Invasive mechanical ventilation (MV) is a life-sustaining therapy commonly used in the intensive care unit (ICU) for patients with severe and acute conditions. These patients frequently rely on MV for breathing. Given the high risk of death in such cases, optimal MV settings can reduce mortality, minimize ventilator-induced lung injury, shorten ICU stays, and ease the strain on healthcare resources. However, optimizing MV settings remains a complex and error-prone process due to patient-specific variability. While Offline Reinforcement Learning (RL) shows promise for optimizing MV settings, current methods struggle with the hybrid (continuous and discrete) nature of MV settings. Discretizing continuous settings leads to exponential growth in the action space, which limits the number of optimizable settings. Converting the predictions back to continuous can cause a distribution shift, compromising safety and performance. To address this challenge, in the IntelliLung project, we are developing an AI-based approach where we constrain the action space and employ factored action critics. This approach allows us to scale to six optimizable settings compared to 2-3 in previous studies. We adapt SOTA offline RL algorithms to operate directly on hybrid action spaces, avoiding the pitfalls of discretization. We also introduce a clinically grounded reward function based on ventilator-free days and physiological targets. Using multiobjective optimization for reward selection, we show that this leads to a more equitable consideration of all clinically relevant objectives. Notably, we develop a system in close collaboration with healthcare professionals that is aligned with real-world clinical objectives and designed with future deployment in mind.

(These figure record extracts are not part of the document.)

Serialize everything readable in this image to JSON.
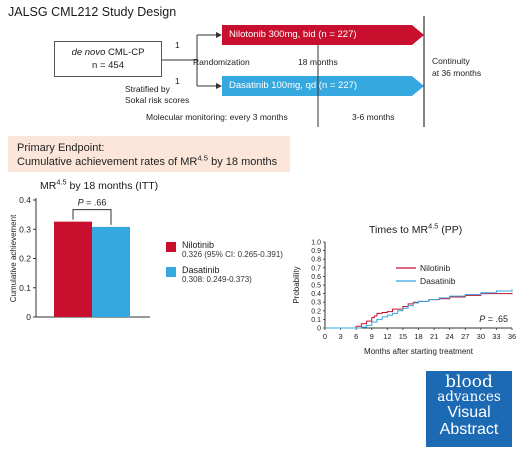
{
  "study_title": "JALSG CML212 Study Design",
  "patients": {
    "line1_italic": "de novo",
    "line1_rest": " CML-CP",
    "line2": "n = 454"
  },
  "ratio_top": "1",
  "ratio_bottom": "1",
  "randomization_label": "Randomization",
  "stratification_line1": "Stratified by",
  "stratification_line2": "Sokal risk scores",
  "arms": [
    {
      "label": "Nilotonib 300mg, bid (n = 227)",
      "color": "#c8102e"
    },
    {
      "label": "Dasatinib 100mg, qd (n = 227)",
      "color": "#35a8df"
    }
  ],
  "timeline": {
    "treatment_duration": "18 months",
    "continuity_line1": "Continuity",
    "continuity_line2": "at 36 months",
    "monitoring_first": "Molecular monitoring:  every 3 months",
    "monitoring_second": "3-6 months"
  },
  "primary_endpoint": {
    "line1": "Primary Endpoint:",
    "line2_prefix": "Cumulative achievement rates of MR",
    "line2_sup": "4.5",
    "line2_suffix": " by 18 months"
  },
  "logo": {
    "line1": "blood",
    "line2": "advances",
    "line3": "Visual",
    "line4": "Abstract"
  },
  "chart_data": [
    {
      "type": "bar",
      "title_prefix": "MR",
      "title_sup": "4.5",
      "title_suffix": " by 18 months (ITT)",
      "ylabel": "Cumulative achievement",
      "ylim": [
        0,
        0.4
      ],
      "yticks": [
        "0",
        "0.1",
        "0.2",
        "0.3",
        "0.4"
      ],
      "categories": [
        "Nilotinib",
        "Dasatinib"
      ],
      "values": [
        0.326,
        0.308
      ],
      "colors": [
        "#c8102e",
        "#35a8df"
      ],
      "p_value_label": "P",
      "p_value_text": " = .66",
      "legend": [
        {
          "name": "Nilotinib",
          "detail": "0.326 (95% CI: 0.265-0.391)",
          "color": "#c8102e"
        },
        {
          "name": "Dasatinib",
          "detail": "0.308: 0.249-0.373)",
          "color": "#35a8df"
        }
      ],
      "legend_position": "right"
    },
    {
      "type": "line",
      "title_prefix": "Times to MR",
      "title_sup": "4.5",
      "title_suffix": " (PP)",
      "xlabel": "Months after starting treatment",
      "ylabel": "Probability",
      "xlim": [
        0,
        36
      ],
      "ylim": [
        0,
        1.0
      ],
      "xticks": [
        "0",
        "3",
        "6",
        "9",
        "12",
        "15",
        "18",
        "21",
        "24",
        "27",
        "30",
        "33",
        "36"
      ],
      "yticks": [
        "0",
        "0.1",
        "0.2",
        "0.3",
        "0.4",
        "0.5",
        "0.6",
        "0.7",
        "0.8",
        "0.9",
        "1.0"
      ],
      "p_value_label": "P",
      "p_value_text": " = .65",
      "legend_position": "top-right",
      "series": [
        {
          "name": "Nilotinib",
          "color": "#c8102e",
          "x": [
            0,
            5.5,
            6,
            7,
            8,
            9,
            9.5,
            10,
            11,
            12,
            13,
            15,
            16,
            17,
            18,
            20,
            22,
            24,
            27,
            30,
            33,
            36
          ],
          "y": [
            0,
            0,
            0.02,
            0.05,
            0.08,
            0.12,
            0.14,
            0.17,
            0.18,
            0.19,
            0.22,
            0.25,
            0.28,
            0.3,
            0.31,
            0.33,
            0.34,
            0.36,
            0.38,
            0.4,
            0.4,
            0.41
          ]
        },
        {
          "name": "Dasatinib",
          "color": "#35a8df",
          "x": [
            0,
            6,
            7,
            8,
            9,
            10,
            11,
            12,
            13,
            14,
            15,
            16,
            17,
            18,
            20,
            22,
            24,
            27,
            30,
            33,
            36
          ],
          "y": [
            0,
            0,
            0.01,
            0.03,
            0.07,
            0.1,
            0.13,
            0.15,
            0.17,
            0.2,
            0.23,
            0.26,
            0.29,
            0.31,
            0.33,
            0.35,
            0.37,
            0.39,
            0.41,
            0.43,
            0.45
          ]
        }
      ]
    }
  ]
}
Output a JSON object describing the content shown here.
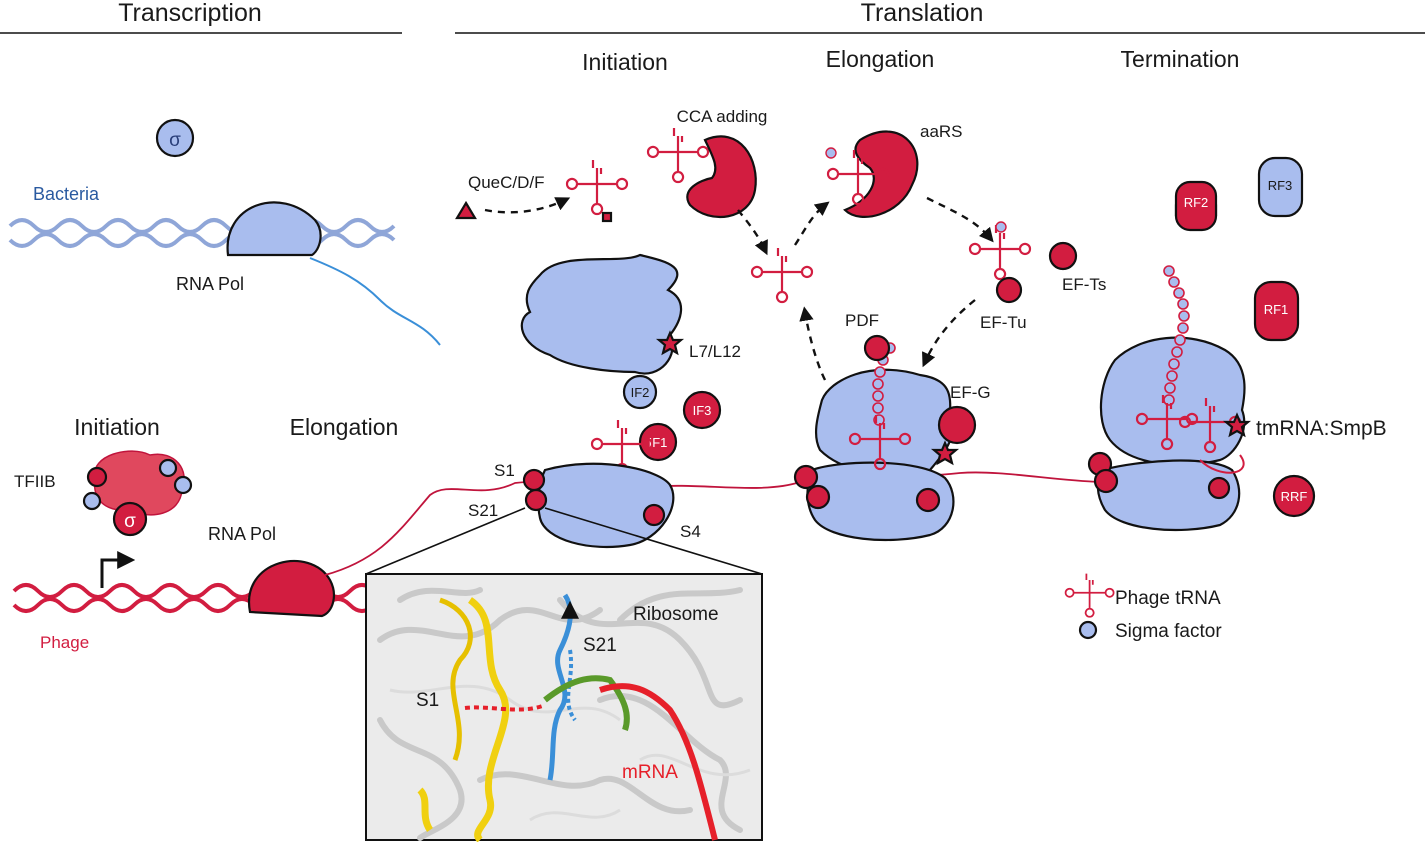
{
  "headers": {
    "transcription": "Transcription",
    "translation": "Translation"
  },
  "stages": {
    "initiation": "Initiation",
    "elongation": "Elongation",
    "termination": "Termination",
    "tx_initiation": "Initiation",
    "tx_elongation": "Elongation"
  },
  "labels": {
    "sigma_symbol": "σ",
    "bacteria": "Bacteria",
    "rna_pol_bacteria": "RNA Pol",
    "tfiib": "TFIIB",
    "rna_pol_phage": "RNA Pol",
    "phage": "Phage",
    "quec": "QueC/D/F",
    "cca": "CCA adding",
    "aars": "aaRS",
    "l7l12": "L7/L12",
    "if1": "IF1",
    "if2": "IF2",
    "if3": "IF3",
    "s1": "S1",
    "s21": "S21",
    "s4": "S4",
    "pdf": "PDF",
    "ef_tu": "EF-Tu",
    "ef_ts": "EF-Ts",
    "ef_g": "EF-G",
    "rf1": "RF1",
    "rf2": "RF2",
    "rf3": "RF3",
    "rrf": "RRF",
    "tmrna": "tmRNA:SmpB"
  },
  "inset": {
    "ribosome": "Ribosome",
    "s21": "S21",
    "s1": "S1",
    "mrna": "mRNA"
  },
  "legend": {
    "phage_trna": "Phage tRNA",
    "sigma_factor": "Sigma factor"
  },
  "colors": {
    "phage_red": "#d21d40",
    "host_blue": "#a9bdee",
    "dna_blue": "#8fa6d8",
    "mrna_line": "#c0143c",
    "bacteria_text": "#2a5aa0",
    "phage_text": "#d21d40"
  }
}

翻译：有创机械通气（MV）是重症监护病房（ICU）中针对病情危重急症患者常用的生命支持疗法。这类患者常依赖MV进行呼吸。鉴于此类病例的高死亡风险，优化MV参数设置可降低死亡率、减少呼吸机相关性肺损伤、缩短ICU住院时间并缓解医疗资源压力。然而，由于患者个体差异性，优化MV参数设置仍是一个复杂且易出错的过程。尽管离线强化学习（RL）在优化MV参数方面展现出潜力，但现有方法难以处理MV参数混合（连续与离散）的特性。对连续参数进行离散化会导致动作空间呈指数级增长，从而限制可优化参数的数量。将预测结果转换回连续值则可能引发分布偏移，损害安全性与性能。为应对这一挑战，在IntelliLung项目中，我们正在开发一种基于人工智能的方法：通过约束动作空间并采用分解动作评价器，使可优化参数扩展至六个，而以往研究仅能优化2-3个参数。我们改进前沿离线RL算法，使其能直接在混合动作空间上运行，从而规避离散化的缺陷。同时，我们引入基于脱机天数和生理学目标的临床化奖励函数，通过多目标优化进行奖励选择，证明该方法能更公平地权衡所有临床相关目标。值得注意的是，我们与医疗专业人员紧密合作开发的系统，既符合真实临床目标，亦为未来实际部署而设计。